Actually, says Regent Business School director Ahmed Shaikh, that should be everyone’s goal. New technology may be shaping the future of business education but schools must also respond to more urgent SA needs in a society "plagued by inequality and infested with corruption and graft".
He says: "Executive education has to be truly transformative. Business schools must shift the emphasis firmly towards intellectual creativity and problem-solving." It’s not just about teaching the usual subjects but about making students "employable" in a changing environment.
Schools should take clients into "uncomfortable spaces that offer meaningful change", says Prof Raphael Mpofu, acting executive dean of Unisa’s Graduate School of Business Leadership. They’re not the only spaces it’s entering. Thanks to its association with the international links of the parent university, he says the school has nearly 600 exam venues around the world.

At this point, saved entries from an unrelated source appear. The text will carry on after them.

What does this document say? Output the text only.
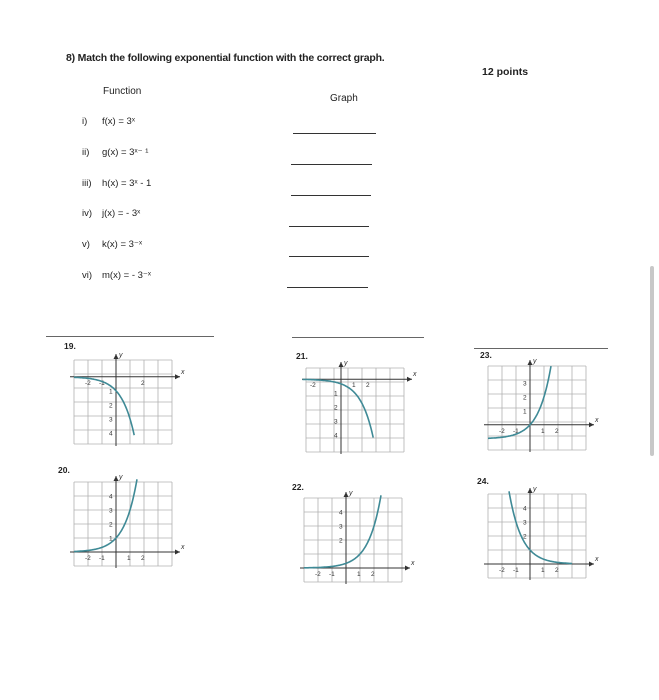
8) Match the following exponential function with the correct graph.
12 points
Function
Graph
i)	f(x) = 3ˣ
ii)	g(x) = 3ˣ⁻ ¹
iii) h(x) = 3ˣ - 1
iv) j(x) = - 3ˣ
v)	k(x) = 3⁻ˣ
vi) m(x) = - 3⁻ˣ
19.
20.
21.
22.
23.
24.
x
y
-2 -1	2
1
2
3
4
x
y
-2 -1	1 2
1
2
3
4
x
y
-2	1 2
1
2
3
4
x
y
-2 -1	1 2
2
3
4
x
y
-2 -1	1 2
1
2
3
x
y
-2 -1	1 2
2
3
4
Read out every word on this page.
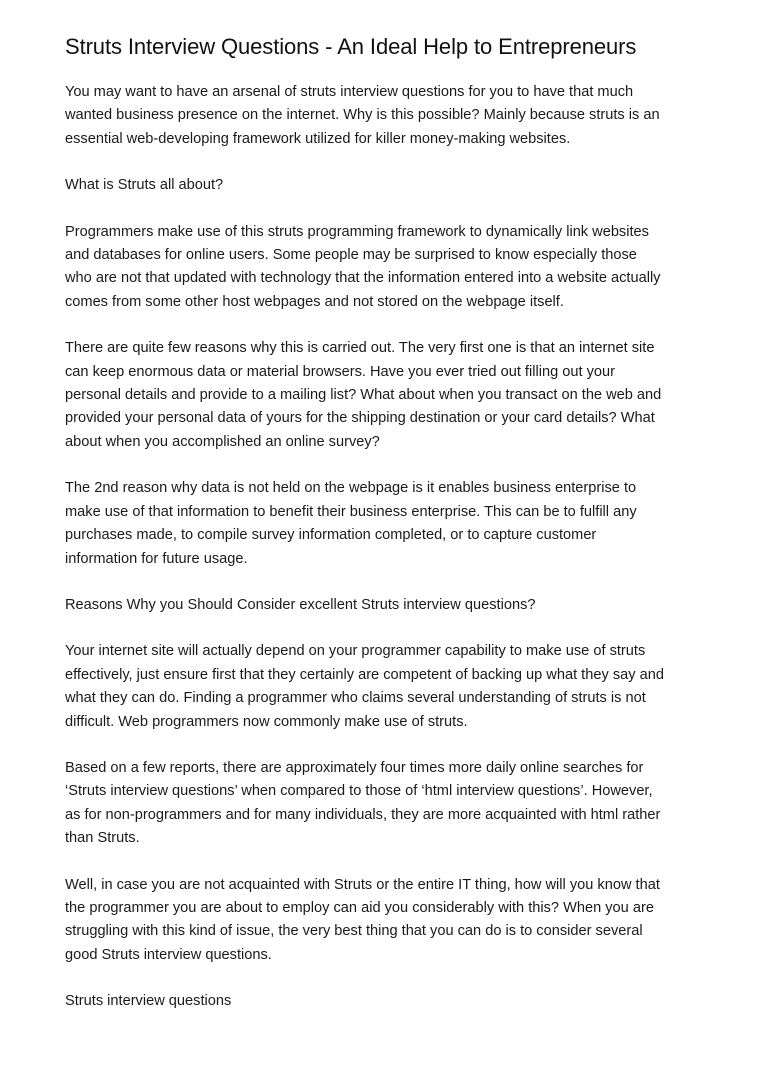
Struts Interview Questions - An Ideal Help to Entrepreneurs

You may want to have an arsenal of struts interview questions for you to have that much
wanted business presence on the internet. Why is this possible? Mainly because struts is an
essential web-developing framework utilized for killer money-making websites.

What is Struts all about?

Programmers make use of this struts programming framework to dynamically link websites
and databases for online users. Some people may be surprised to know especially those
who are not that updated with technology that the information entered into a website actually
comes from some other host webpages and not stored on the webpage itself.

There are quite few reasons why this is carried out. The very first one is that an internet site
can keep enormous data or material browsers. Have you ever tried out filling out your
personal details and provide to a mailing list? What about when you transact on the web and
provided your personal data of yours for the shipping destination or your card details? What
about when you accomplished an online survey?

The 2nd reason why data is not held on the webpage is it enables business enterprise to
make use of that information to benefit their business enterprise. This can be to fulfill any
purchases made, to compile survey information completed, or to capture customer
information for future usage.

Reasons Why you Should Consider excellent Struts interview questions?

Your internet site will actually depend on your programmer capability to make use of struts
effectively, just ensure first that they certainly are competent of backing up what they say and
what they can do. Finding a programmer who claims several understanding of struts is not
difficult. Web programmers now commonly make use of struts.

Based on a few reports, there are approximately four times more daily online searches for
‘Struts interview questions’ when compared to those of ‘html interview questions’. However,
as for non-programmers and for many individuals, they are more acquainted with html rather
than Struts.

Well, in case you are not acquainted with Struts or the entire IT thing, how will you know that
the programmer you are about to employ can aid you considerably with this? When you are
struggling with this kind of issue, the very best thing that you can do is to consider several
good Struts interview questions.

Struts interview questions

Regenesys, the private Sandton-based school, has tried unsuccessfully to increase its international footprint. It already operates in India and Nigeria, but when it tried to open a Dubai campus offering academic degrees, it hit a brick wall. SA education authorities said they were not allowed to accredit SA degrees in other countries — unlike some countries which can offer their qualifications freely.
Regenesys dean Penny Law is sympathetic. The government’s Higher Education Quality Committee (HEQC), of which she is a board member, is trying to create policy for awarding SA degrees abroad. She says: "The HEQC recognises the challenge but faces a huge backlog in matters before it. This is something we will come back to later."